First, I pull off and plug my work address into my GPS. Out in the country, cell signal is not a guarantee. And this was one of those times. The rest of the traffic seemed to be following each other so I decided to tagalong. I mean, what option did I have? I reluctantly followed the crowd.
As I fell in, I questioned my decision the whole way. It was two semi-trucks leading the way. Were they local? Did they know where they were going? As the line of followers expanded behind me, I figured they couldn't all be wrong, so I rode on.
Finally, my GPS loaded and confirmed the path, so I was at ease until I was back on the highway and on my merry way.
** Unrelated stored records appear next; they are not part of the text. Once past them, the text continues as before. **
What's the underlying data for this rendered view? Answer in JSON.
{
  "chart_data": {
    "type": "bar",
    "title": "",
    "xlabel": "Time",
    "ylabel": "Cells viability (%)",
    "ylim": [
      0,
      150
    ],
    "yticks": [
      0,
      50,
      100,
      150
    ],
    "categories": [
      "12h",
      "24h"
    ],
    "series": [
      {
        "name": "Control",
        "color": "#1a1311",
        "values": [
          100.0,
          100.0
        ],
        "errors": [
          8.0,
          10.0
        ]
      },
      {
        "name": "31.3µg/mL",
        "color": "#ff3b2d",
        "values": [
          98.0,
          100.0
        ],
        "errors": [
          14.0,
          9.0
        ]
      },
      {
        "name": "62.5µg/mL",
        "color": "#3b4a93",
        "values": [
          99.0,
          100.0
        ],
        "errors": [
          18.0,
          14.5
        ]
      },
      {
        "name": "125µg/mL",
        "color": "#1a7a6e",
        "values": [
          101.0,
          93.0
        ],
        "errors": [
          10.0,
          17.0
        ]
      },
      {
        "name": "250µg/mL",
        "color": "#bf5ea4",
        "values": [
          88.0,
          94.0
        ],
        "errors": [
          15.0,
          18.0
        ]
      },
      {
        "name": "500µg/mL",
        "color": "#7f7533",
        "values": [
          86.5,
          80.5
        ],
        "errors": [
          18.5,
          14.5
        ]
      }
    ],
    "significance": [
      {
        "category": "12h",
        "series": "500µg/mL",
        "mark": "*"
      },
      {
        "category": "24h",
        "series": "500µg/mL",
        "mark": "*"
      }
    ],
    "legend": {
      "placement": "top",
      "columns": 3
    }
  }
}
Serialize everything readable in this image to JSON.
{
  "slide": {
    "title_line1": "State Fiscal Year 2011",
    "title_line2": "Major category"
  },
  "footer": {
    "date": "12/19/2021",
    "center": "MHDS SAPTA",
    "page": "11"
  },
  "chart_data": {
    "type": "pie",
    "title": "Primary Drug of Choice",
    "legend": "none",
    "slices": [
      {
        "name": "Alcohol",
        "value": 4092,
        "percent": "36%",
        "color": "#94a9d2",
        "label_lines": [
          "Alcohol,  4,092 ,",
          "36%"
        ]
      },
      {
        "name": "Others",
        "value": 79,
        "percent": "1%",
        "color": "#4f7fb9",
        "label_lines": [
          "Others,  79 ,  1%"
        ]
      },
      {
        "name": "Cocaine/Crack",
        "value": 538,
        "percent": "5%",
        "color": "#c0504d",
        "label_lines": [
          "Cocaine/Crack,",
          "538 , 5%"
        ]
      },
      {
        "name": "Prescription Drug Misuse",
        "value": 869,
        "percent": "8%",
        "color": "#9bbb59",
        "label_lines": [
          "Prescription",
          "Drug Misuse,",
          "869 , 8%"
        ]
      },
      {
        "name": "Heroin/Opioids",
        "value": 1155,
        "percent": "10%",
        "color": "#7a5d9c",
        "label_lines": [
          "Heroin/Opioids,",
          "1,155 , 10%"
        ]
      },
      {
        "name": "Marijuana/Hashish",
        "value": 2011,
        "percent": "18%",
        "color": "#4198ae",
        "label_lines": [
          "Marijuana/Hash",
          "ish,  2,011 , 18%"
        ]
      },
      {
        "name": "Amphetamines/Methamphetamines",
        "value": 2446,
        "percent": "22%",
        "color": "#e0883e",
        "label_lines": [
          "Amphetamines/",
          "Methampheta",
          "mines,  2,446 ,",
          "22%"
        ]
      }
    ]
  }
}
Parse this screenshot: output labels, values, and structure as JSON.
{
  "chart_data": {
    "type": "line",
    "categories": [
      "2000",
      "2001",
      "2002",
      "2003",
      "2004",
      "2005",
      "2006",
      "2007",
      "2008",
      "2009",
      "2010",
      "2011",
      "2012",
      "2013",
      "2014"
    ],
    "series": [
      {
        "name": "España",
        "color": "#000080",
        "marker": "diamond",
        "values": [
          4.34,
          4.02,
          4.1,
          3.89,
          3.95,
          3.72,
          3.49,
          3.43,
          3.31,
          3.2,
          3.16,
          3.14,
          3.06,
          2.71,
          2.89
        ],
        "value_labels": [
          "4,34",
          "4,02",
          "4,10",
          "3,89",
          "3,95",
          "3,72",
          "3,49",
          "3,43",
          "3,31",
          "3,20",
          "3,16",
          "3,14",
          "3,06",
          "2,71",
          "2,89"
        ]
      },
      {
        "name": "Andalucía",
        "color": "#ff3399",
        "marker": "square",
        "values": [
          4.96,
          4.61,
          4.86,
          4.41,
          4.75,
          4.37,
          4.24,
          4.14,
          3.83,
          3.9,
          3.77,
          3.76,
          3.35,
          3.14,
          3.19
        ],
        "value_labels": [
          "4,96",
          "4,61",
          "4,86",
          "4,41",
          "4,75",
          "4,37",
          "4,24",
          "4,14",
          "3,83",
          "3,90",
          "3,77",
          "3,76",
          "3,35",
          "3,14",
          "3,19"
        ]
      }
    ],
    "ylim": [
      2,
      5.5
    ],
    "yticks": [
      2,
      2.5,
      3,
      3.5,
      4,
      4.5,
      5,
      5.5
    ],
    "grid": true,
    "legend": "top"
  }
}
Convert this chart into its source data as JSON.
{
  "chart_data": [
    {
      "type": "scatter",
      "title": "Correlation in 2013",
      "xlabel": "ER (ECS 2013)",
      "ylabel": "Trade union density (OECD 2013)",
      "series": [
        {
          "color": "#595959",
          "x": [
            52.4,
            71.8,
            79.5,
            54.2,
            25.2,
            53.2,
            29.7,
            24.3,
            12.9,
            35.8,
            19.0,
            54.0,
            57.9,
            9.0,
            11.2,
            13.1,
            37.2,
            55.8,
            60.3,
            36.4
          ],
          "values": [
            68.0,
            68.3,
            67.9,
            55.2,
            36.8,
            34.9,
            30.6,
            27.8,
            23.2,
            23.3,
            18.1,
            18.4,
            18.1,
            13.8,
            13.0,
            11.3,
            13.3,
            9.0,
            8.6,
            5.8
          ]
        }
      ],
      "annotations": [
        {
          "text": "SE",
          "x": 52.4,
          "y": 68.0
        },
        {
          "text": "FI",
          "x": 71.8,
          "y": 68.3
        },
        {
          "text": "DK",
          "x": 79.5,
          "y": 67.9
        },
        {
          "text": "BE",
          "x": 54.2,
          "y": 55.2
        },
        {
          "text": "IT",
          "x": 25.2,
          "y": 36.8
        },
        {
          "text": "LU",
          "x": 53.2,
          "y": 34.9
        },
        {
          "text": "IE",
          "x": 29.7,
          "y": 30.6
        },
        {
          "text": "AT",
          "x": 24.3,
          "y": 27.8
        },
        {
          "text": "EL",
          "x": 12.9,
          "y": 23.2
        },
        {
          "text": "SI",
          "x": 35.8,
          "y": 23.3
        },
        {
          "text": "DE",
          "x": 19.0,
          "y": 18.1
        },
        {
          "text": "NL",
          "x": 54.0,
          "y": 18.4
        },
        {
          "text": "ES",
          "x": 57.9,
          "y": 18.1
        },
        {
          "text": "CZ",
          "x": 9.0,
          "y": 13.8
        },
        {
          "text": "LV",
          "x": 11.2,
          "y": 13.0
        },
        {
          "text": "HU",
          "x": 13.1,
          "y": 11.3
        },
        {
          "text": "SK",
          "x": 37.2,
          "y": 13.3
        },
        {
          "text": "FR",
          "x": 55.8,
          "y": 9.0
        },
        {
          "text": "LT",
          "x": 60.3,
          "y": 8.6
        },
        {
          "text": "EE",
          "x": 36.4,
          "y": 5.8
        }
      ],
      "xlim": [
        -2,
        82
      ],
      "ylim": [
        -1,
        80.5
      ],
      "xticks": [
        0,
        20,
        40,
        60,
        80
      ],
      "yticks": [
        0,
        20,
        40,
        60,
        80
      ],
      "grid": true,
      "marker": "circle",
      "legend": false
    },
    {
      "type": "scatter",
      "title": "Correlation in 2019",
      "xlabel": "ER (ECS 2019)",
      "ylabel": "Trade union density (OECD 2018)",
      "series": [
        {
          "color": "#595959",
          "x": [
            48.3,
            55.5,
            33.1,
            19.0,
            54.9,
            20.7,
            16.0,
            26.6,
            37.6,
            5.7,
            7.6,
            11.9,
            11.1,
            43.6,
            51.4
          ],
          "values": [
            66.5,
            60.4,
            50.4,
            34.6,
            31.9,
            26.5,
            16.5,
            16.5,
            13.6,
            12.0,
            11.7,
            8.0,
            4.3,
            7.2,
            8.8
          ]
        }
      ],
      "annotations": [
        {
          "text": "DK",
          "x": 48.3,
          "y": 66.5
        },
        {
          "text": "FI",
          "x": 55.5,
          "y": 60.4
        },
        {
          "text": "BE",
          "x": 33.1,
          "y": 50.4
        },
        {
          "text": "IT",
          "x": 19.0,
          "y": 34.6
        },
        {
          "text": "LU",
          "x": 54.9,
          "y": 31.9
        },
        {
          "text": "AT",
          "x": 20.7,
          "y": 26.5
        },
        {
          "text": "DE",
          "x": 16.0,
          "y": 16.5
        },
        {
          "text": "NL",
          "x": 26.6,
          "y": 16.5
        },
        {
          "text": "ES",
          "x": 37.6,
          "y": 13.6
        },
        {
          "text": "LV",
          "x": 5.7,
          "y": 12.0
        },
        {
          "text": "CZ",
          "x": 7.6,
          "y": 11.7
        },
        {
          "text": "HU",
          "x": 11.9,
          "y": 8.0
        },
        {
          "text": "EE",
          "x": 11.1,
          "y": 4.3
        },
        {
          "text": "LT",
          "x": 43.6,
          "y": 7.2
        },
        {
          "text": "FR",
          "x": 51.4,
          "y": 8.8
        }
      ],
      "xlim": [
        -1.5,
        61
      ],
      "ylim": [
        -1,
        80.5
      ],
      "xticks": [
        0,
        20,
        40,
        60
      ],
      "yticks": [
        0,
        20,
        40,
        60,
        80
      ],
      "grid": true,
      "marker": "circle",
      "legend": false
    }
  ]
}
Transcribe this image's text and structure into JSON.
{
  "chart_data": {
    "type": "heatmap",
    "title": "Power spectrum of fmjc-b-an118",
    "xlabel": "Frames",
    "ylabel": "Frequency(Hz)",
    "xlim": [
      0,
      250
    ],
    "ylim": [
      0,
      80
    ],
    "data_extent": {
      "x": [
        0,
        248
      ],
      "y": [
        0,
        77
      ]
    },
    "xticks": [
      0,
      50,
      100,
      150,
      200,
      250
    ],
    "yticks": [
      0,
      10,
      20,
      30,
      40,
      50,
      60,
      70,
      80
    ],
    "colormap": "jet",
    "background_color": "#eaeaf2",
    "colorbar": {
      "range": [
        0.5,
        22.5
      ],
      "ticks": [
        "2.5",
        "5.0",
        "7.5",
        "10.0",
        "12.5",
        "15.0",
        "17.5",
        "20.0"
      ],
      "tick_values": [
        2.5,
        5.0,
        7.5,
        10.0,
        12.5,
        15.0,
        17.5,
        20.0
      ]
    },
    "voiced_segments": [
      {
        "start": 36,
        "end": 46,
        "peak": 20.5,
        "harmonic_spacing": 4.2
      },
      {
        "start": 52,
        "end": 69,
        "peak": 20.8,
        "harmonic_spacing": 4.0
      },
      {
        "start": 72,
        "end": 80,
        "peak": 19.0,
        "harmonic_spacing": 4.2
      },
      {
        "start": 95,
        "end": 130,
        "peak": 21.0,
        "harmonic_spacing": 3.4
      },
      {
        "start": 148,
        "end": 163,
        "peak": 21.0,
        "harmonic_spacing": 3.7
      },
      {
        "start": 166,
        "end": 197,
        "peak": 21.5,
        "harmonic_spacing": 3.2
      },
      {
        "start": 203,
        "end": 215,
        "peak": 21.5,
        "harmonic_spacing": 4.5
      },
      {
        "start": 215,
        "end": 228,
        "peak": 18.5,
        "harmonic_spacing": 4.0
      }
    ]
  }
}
Figuratively, that's where I am in my life right now. My family and support circle are in my rearview and my new job is in front of me. I'm stuck in the middle trying to navigate dark, unforgiving curves hoping I'm going the right way.
It's a lonely, unchartered path but I believe in myself. I trust me to do the right thing. In the past, the right thing has always been about everyone but me. Today, I'm making it about me. What's in my best interest? What will make me happy? Not sure how all this will turn out, but this is my way of embracing the journey and owning it. After all, like Bon Jovi sang, "It's MY life!"